Die Positionierung der NÖ Ärzteschaft im Strukturwandel des Gesundheitswesens

Wien (OTS) - Das neue Präsidium der NÖ Ärztekammer präsentierte heute sein Arbeitsprogramm für die nächsten Jahre. Der neue Präsident Dr. Christoph Reisner, Facharzt für Orthopädie und Orthopädische Chirurgie im Krankenhaus Wr. Neustadt und Wahlarzt in Neunkirchen, betonte, dass es ihm ein besonderes Anliegen sei, die Kommunikation zwischen Ärztekammer und der Ärzteschaft, aber auch mit den Medien zu verbessern. Außerdem will der neue Präsident die Probleme der Vergangenheit, speziell im Umgang der einzelnen Kurien miteinander, z.B. im Bereich der Übergabepraxis, einer neuen Gesprächskultur zuführen. Dr. Reisner: "Ich werde mich für den intensiven Interessensausgleich zwischen allen ärztlichen Berufsgruppen einsetzen, den Konsens immer in den Vordergrund stellen und in der Vergangenheit aufgerissene Gräben zuschütten." Eines seiner vordringlichen Anliegen wird es auch sein, das Thema Hausapotheken neu zu definieren.

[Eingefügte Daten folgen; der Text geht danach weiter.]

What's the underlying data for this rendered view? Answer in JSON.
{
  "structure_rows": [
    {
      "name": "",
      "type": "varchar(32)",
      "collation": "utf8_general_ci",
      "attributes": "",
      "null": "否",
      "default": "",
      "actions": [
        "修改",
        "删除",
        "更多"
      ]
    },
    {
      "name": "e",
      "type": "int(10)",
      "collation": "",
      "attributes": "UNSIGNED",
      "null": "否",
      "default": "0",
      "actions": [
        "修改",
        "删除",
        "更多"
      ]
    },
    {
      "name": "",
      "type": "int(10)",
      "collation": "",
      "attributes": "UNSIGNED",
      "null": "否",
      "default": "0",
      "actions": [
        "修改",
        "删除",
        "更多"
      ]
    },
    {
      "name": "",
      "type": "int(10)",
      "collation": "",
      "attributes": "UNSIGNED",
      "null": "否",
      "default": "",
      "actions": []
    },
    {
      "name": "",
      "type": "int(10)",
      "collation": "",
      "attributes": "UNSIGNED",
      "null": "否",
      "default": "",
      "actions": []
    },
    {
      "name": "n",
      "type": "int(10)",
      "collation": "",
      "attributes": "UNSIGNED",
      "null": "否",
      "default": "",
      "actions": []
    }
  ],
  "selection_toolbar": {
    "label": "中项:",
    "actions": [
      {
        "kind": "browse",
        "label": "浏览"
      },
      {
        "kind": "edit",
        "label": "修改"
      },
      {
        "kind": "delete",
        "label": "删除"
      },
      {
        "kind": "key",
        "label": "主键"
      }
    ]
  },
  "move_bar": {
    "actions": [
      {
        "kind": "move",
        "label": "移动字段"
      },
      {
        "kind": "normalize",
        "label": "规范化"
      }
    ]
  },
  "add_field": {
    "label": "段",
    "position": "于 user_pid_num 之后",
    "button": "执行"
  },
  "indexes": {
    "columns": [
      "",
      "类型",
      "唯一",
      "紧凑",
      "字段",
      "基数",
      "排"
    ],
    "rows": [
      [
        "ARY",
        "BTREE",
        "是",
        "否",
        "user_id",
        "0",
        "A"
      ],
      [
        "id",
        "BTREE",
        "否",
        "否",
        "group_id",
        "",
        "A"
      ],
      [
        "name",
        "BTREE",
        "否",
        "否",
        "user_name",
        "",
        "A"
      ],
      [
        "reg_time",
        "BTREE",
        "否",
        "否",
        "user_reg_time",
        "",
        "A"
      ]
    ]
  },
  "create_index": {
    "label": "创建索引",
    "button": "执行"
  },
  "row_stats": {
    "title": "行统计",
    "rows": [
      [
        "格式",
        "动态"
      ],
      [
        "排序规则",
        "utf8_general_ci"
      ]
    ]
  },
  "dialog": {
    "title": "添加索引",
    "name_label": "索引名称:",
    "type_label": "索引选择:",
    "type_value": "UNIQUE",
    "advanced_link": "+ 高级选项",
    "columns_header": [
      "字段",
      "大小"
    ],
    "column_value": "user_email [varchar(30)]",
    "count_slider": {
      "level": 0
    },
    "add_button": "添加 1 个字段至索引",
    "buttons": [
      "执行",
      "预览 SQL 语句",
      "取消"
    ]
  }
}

Unterstützend will sich der neue Ärztechef auch bei den in Kürze aufzunehmenden Verhandlungen über eine Verbesserung des Spitalsärztegesetzes einbringen. Dies ist auch ein großes Anliegen des 1. Vizepräsidenten Dr. Gerrit Loibl, Anästhesist im Krankenhaus Tulln. Weiters möchte Dr. Loibl die Ausbildung für junge Ärzte in den nächsten Jahren weiter verbessern und diesbezüglich neue Modelle, vor allem unter verstärkter Einbindung von Lehrpraxen-Tätigkeit, erarbeiten.

Auch für die neue Nummer 1 der Spitalsärzte, Dr. Ronald Gallob, Anästhesit im Krankenhaus Wr. Neustadt, sind die Anliegen der Spitalsärzte von besonderer Bedeutung. Der Vizepräsident, der gleichzeitig auch der Kurienobmann der angestellten Ärzte ist, möchte ein modernes Bild des angestellten Arztes in der Öffentlichkeit schaffen und so rasch als möglich das (von der NÖ Spitalsärzteschaft zu 75 % abgelehnte) neue Spitalsärztegesetz auf neue Beine stellen.

Der Chef der niedergelassenen Ärzte und 2. Vizepräsident, Dr. Johann Jäger, Allgemeinmediziner aus Weitersfeld, hat drei vorrangige Punkte in seinem Arbeitsprogramm definiert:

1. Ausbau und weitere Verbesserung des hausärztlichen Bereiches inkl. Einer Steigerung der Kompetenzen und Möglichkeiten dieser Berufsgruppe 2. Ausweitung der Leistungskataloge der niedergelassenen Fachärzte, um die Inhalte derselben an eine moderne und zeitgemäße Medizin heranzuführen 3. Einführung von flächendeckender Versorgung durch moderne Modelle von Gruppenpraxen mit Kassenverträgen

Zur derzeitigen Diskussion über die finanzielle "Entmachtung" der Krankenkassen in Form von Auslagerung der Krankenfinanzierungsbeiträge aus dem Kassenwesen, bezieht der Chef der niedergelassenen Ärzte deutlich Stellung: "Grundsätzlich gehört unser Gesundheitswesen ENTpolitisiert und nicht VERpolitisiert. Die Verwaltung aller im Gesundheitswesen aufgewendeten Mittel in einer Hand ist ein durchaus vernünftiger Weg. Jedoch sollte man die Mittel jenen in die Hand geben, die seit Jahren bewiesen haben, dass sie mit dem nötigen Know how und auch mit der nötigen Verantwortung für die Gesundheit der Patienten an die Sache herangehen - und dies sind eindeutig die Krankenkassen.

Würden die Mittel im Gesundheitswesen ausschließlich durch die Politik verteilt werden, so wäre dies eine Einbahnstrasse in die Staatsmedizin. Was dies für Folgen hat sieht man am Beispiel Englands: dort gibt es jahrelange Wartezeiten auf bestimmte Operationen, wie z.B. Hüftoperationen, und es es ist durch genau eine solche Massnahme zu einer Zwei- wenn nicht sogar -Drei-Klassen-Medizin gekommen."